那个女人看到了女朋友剧本已经完成的初稿。
(人物:智者与少女。)
[少]我终于见到您了。
[智]是啊,尽管我一直在躲避你。你声名远扬,却既非美名,也非恶名;后来人们对你讳莫如深。
[少]您为什么要躲避我?
[智]……
[少]算了,那已经不再重要。我苦苦寻觅这么久,所渴求的答案不是这个。
[智]我知道你的问题。
[少]那……
[智]你能证明蝴蝶是正确的吗?
[少]您能证明蝴蝶是错误的吗?
[智]我们能有今天,全部仰仗“蝴蝶是错误的”这个信仰。
[少]那只是因为我们从未见过一个认可蝴蝶的世界。这是可恨的说辞:因为并没有一个那样的世界作对照。除非我们创造一个那样的世界。
[智]不可能。
[少]为什么不可能?我们从空无一物的太空中诞生,这样的事情都发生了;我们的文明延续至今,这样的事情也发生了。为什么不可能?
[智]万一蝴蝶真的是错误的——
[少]您看,您也在假设蝴蝶是错误的了。
万一蝴蝶是正确的,那么我们所做的屠戮那些蝴蝶的生命难道不是错误的吗?
难道我们不该做出尝试吗?
[智](充耳不闻)那么只要我们做出那样的尝试,世界就毁灭了。你来承担葬送一个世界的丰饶,这样的责任吗?
[少]我愿意。
[智]你不配。
[少]我不认为。
[智]这件事根本行不通,而且这仅仅是你一个人的追求。
[少]我早已放弃改变的尝试了;我只是想问您,坚称蝴蝶是谬误的依据,到底有没有一条能够说服我。
[智]是你自己固执地不肯相信的。
[少]因为它们都全然没有道理。
[智]道理是什么?你说了算吗?
(长久的沉默。)
[少]是啊,或许我真的是盲目的,或许我的一生就是个错误,如同蝴蝶真的是谬误一样。或许我一生都拒绝相信真理。这样的想法,在无数个夜晚折磨过我,它是毒蛇的利齿。如果我抽身离开,不去想这个问题,做一些真正有意义的事情,或许我的一生还不至于沦为谬误。
[智]那你为什么不这样呢?
[少](微微一笑)那样,我就不是我了呀。这样的说法您相信吗?
[智]半信半疑。
[少]也可以说醒来了之后就再也睡不着吧。
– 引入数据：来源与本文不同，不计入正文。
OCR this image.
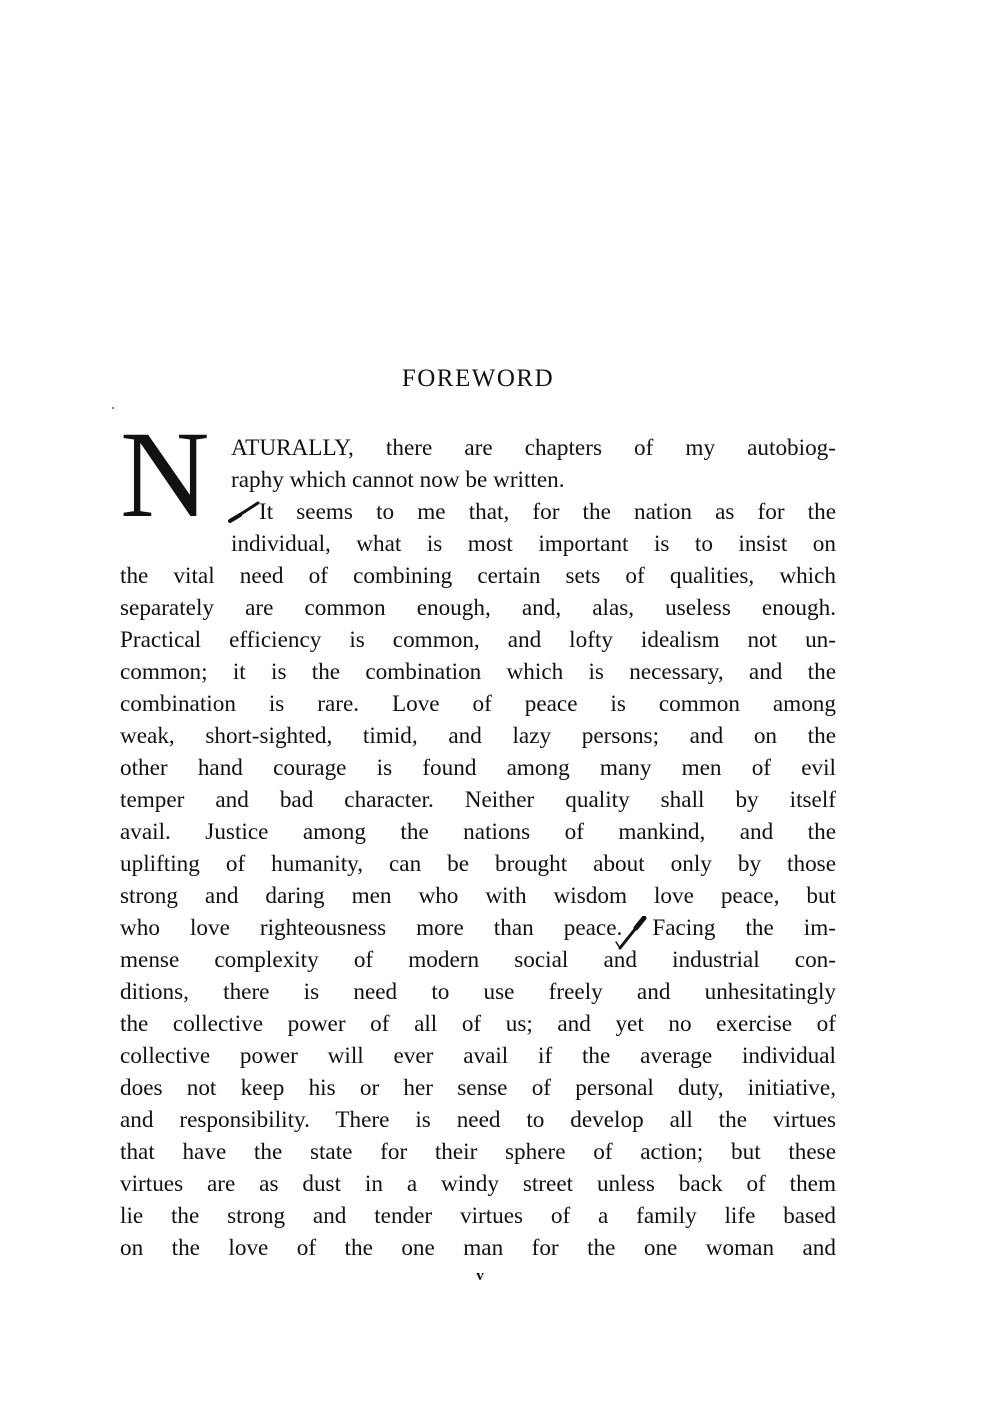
FOREWORD
N ATURALLY, there are chapters of my autobiog-
raphy which cannot now be written.
It seems to me that, for the nation as for the
individual, what is most important is to insist on
the vital need of combining certain sets of qualities, which
separately are common enough, and, alas, useless enough.
Practical efficiency is common, and lofty idealism not un-
common; it is the combination which is necessary, and the
combination is rare. Love of peace is common among
weak, short-sighted, timid, and lazy persons; and on the
other hand courage is found among many men of evil
temper and bad character. Neither quality shall by itself
avail. Justice among the nations of mankind, and the
uplifting of humanity, can be brought about only by those
strong and daring men who with wisdom love peace, but
who love righteousness more than peace. Facing the im-
mense complexity of modern social and industrial con-
ditions, there is need to use freely and unhesitatingly
the collective power of all of us; and yet no exercise of
collective power will ever avail if the average individual
does not keep his or her sense of personal duty, initiative,
and responsibility. There is need to develop all the virtues
that have the state for their sphere of action; but these
virtues are as dust in a windy street unless back of them
lie the strong and tender virtues of a family life based
on the love of the one man for the one woman and
v
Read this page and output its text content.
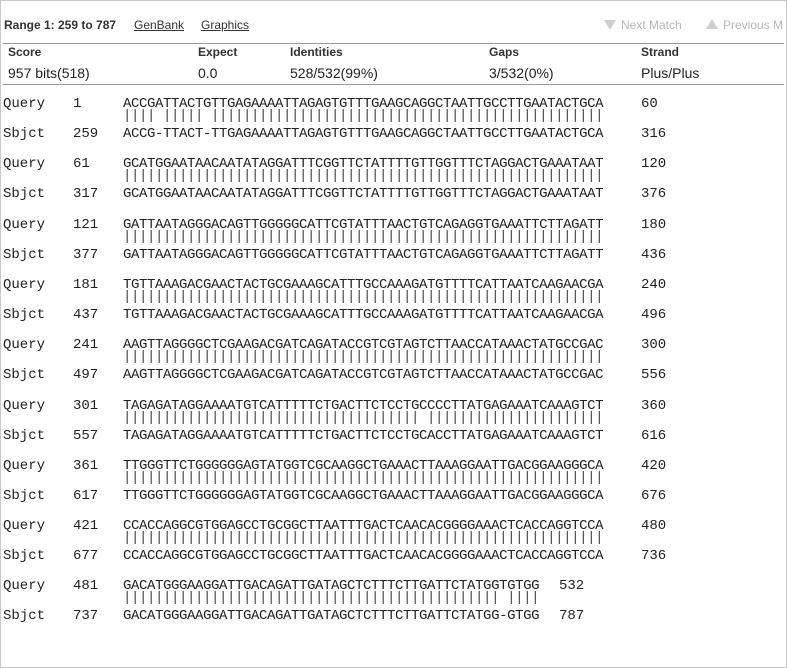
Range 1: 259 to 787 GenBank Graphics	Next Match	Previous M
Score	Expect	Identities	Gaps	Strand
957 bits(518)	0.0	528/532(99%)	3/532(0%)	Plus/Plus
Query 1	ACCGATTACTGTTGAGAAAATTAGAGTGTTTGAAGCAGGCTAATTGCCTTGAATACTGCA	60
|||| ||||| |||||||||||||||||||||||||||||||||||||||||||||||||
Sbjct 259 ACCG-TTACT-TTGAGAAAATTAGAGTGTTTGAAGCAGGCTAATTGCCTTGAATACTGCA	316
Query 61 GCATGGAATAACAATATAGGATTTCGGTTCTATTTTGTTGGTTTCTAGGACTGAAATAAT	120
||||||||||||||||||||||||||||||||||||||||||||||||||||||||||||
Sbjct 317 GCATGGAATAACAATATAGGATTTCGGTTCTATTTTGTTGGTTTCTAGGACTGAAATAAT	376
Query 121 GATTAATAGGGACAGTTGGGGGCATTCGTATTTAACTGTCAGAGGTGAAATTCTTAGATT	180
||||||||||||||||||||||||||||||||||||||||||||||||||||||||||||
Sbjct 377 GATTAATAGGGACAGTTGGGGGCATTCGTATTTAACTGTCAGAGGTGAAATTCTTAGATT	436
Query 181 TGTTAAAGACGAACTACTGCGAAAGCATTTGCCAAAGATGTTTTCATTAATCAAGAACGA	240
||||||||||||||||||||||||||||||||||||||||||||||||||||||||||||
Sbjct 437 TGTTAAAGACGAACTACTGCGAAAGCATTTGCCAAAGATGTTTTCATTAATCAAGAACGA	496
Query 241 AAGTTAGGGGCTCGAAGACGATCAGATACCGTCGTAGTCTTAACCATAAACTATGCCGAC	300
||||||||||||||||||||||||||||||||||||||||||||||||||||||||||||
Sbjct 497 AAGTTAGGGGCTCGAAGACGATCAGATACCGTCGTAGTCTTAACCATAAACTATGCCGAC	556
Query 301 TAGAGATAGGAAAATGTCATTTTTCTGACTTCTCCTGCCCCTTATGAGAAATCAAAGTCT	360
||||||||||||||||||||||||||||||||||||| ||||||||||||||||||||||
Sbjct 557 TAGAGATAGGAAAATGTCATTTTTCTGACTTCTCCTGCACCTTATGAGAAATCAAAGTCT	616
Query 361 TTGGGTTCTGGGGGGAGTATGGTCGCAAGGCTGAAACTTAAAGGAATTGACGGAAGGGCA	420
||||||||||||||||||||||||||||||||||||||||||||||||||||||||||||
Sbjct 617 TTGGGTTCTGGGGGGAGTATGGTCGCAAGGCTGAAACTTAAAGGAATTGACGGAAGGGCA	676
Query 421 CCACCAGGCGTGGAGCCTGCGGCTTAATTTGACTCAACACGGGGAAACTCACCAGGTCCA	480
||||||||||||||||||||||||||||||||||||||||||||||||||||||||||||
Sbjct 677 CCACCAGGCGTGGAGCCTGCGGCTTAATTTGACTCAACACGGGGAAACTCACCAGGTCCA	736
Query 481 GACATGGGAAGGATTGACAGATTGATAGCTCTTTCTTGATTCTATGGTGTGG 532
||||||||||||||||||||||||||||||||||||||||||||||| ||||
Sbjct 737 GACATGGGAAGGATTGACAGATTGATAGCTCTTTCTTGATTCTATGG-GTGG 787
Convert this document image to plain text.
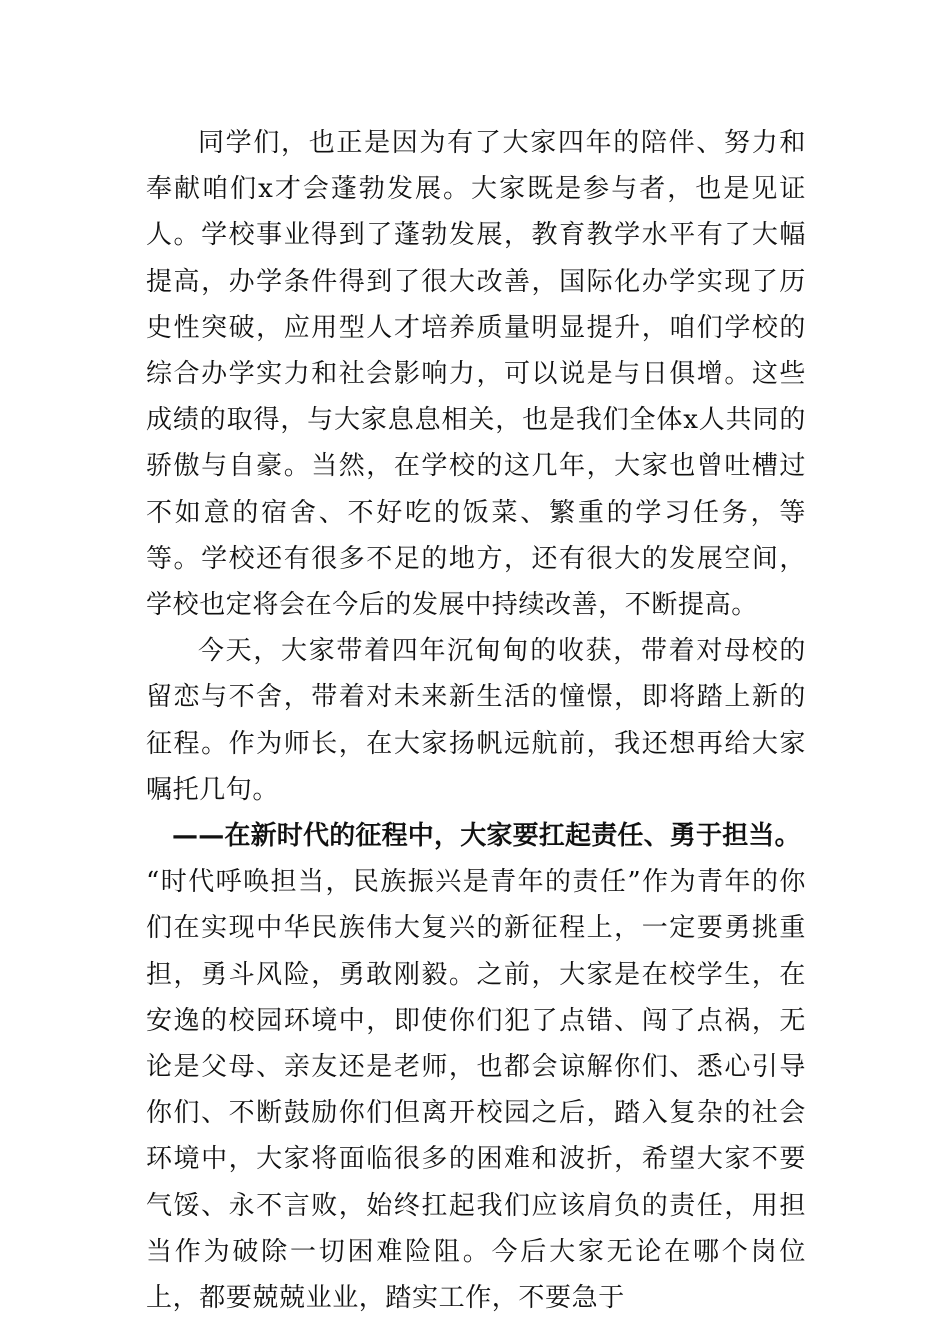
同学们，也正是因为有了大家四年的陪伴、努力和奉献咱们x才会蓬勃发展。大家既是参与者，也是见证人。学校事业得到了蓬勃发展，教育教学水平有了大幅提高，办学条件得到了很大改善，国际化办学实现了历史性突破，应用型人才培养质量明显提升，咱们学校的综合办学实力和社会影响力，可以说是与日俱增。这些成绩的取得，与大家息息相关，也是我们全体x人共同的骄傲与自豪。当然，在学校的这几年，大家也曾吐槽过不如意的宿舍、不好吃的饭菜、繁重的学习任务，等等。学校还有很多不足的地方，还有很大的发展空间，学校也定将会在今后的发展中持续改善，不断提高。

今天，大家带着四年沉甸甸的收获，带着对母校的留恋与不舍，带着对未来新生活的憧憬，即将踏上新的征程。作为师长，在大家扬帆远航前，我还想再给大家嘱托几句。

——在新时代的征程中，大家要扛起责任、勇于担当。

“时代呼唤担当，民族振兴是青年的责任”作为青年的你们在实现中华民族伟大复兴的新征程上，一定要勇挑重担，勇斗风险，勇敢刚毅。之前，大家是在校学生，在安逸的校园环境中，即使你们犯了点错、闯了点祸，无论是父母、亲友还是老师，也都会谅解你们、悉心引导你们、不断鼓励你们但离开校园之后，踏入复杂的社会环境中，大家将面临很多的困难和波折，希望大家不要气馁、永不言败，始终扛起我们应该肩负的责任，用担当作为破除一切困难险阻。今后大家无论在哪个岗位上，都要兢兢业业，踏实工作，不要急于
不管怎样,我冒着荒废一生的风险寻求答案。
[智]很遗憾:我这里没有答案。
[少]是吗。
[智]你看上去并不失落。
[少]事到如今我已承受过太多——无论什么都承受过太多了。
[智]那你今后的打算是什么?
[少](笑)我将住进一口四方的小小的屋子,那里既没有忧愁也没有哀伤。我安居之后就再也不会出来了。
[智]我代表世界感谢你的选择。
[少]您不配。
(落幕。)
(幕布重新升起时,什么场景布置都不剩下;只有少女和已经不能称作孩子的孩子两个人。孩子从少女身后用双手抱着她的腰身从而禁锢住她。)
[孩]你说过你喜欢让人揽着你的腰。
[少]我是说过。
[孩]你如今只剩下我了。
[少]你又不是我的。
[孩]那你是我的怎么样?
[少]非得决出一个谁是谁的吗?
[孩]不是非如此不可。然而你待在我身边,这倒是非如此不可。
[少]这口吃人的沼泽,我能如何……
[孩]你失败了:从一开始。从这场戏的最初——终将找不到任何答案,还会成为被世界抛弃的,驱逐的流放者。
[少]可是我从来没有后悔过。
[孩]你难道不应该感激涕零吗?只有我愿意接受你了。
[少]我不需要。
(孩子封住了她的口。)
[孩]从今以后你唯一的任务就是取悦我。我知道你并不情愿,然而你没得选。你应该庆幸,在你这荒诞的一生中,所追求的全部都是一些无关痛痒的小事,而就连这种小事,最终也成了泡影,就在这荒诞的一生中还有我——
我爱你。
现在这场闹剧以这样可喜的结尾收场了。落幕吧。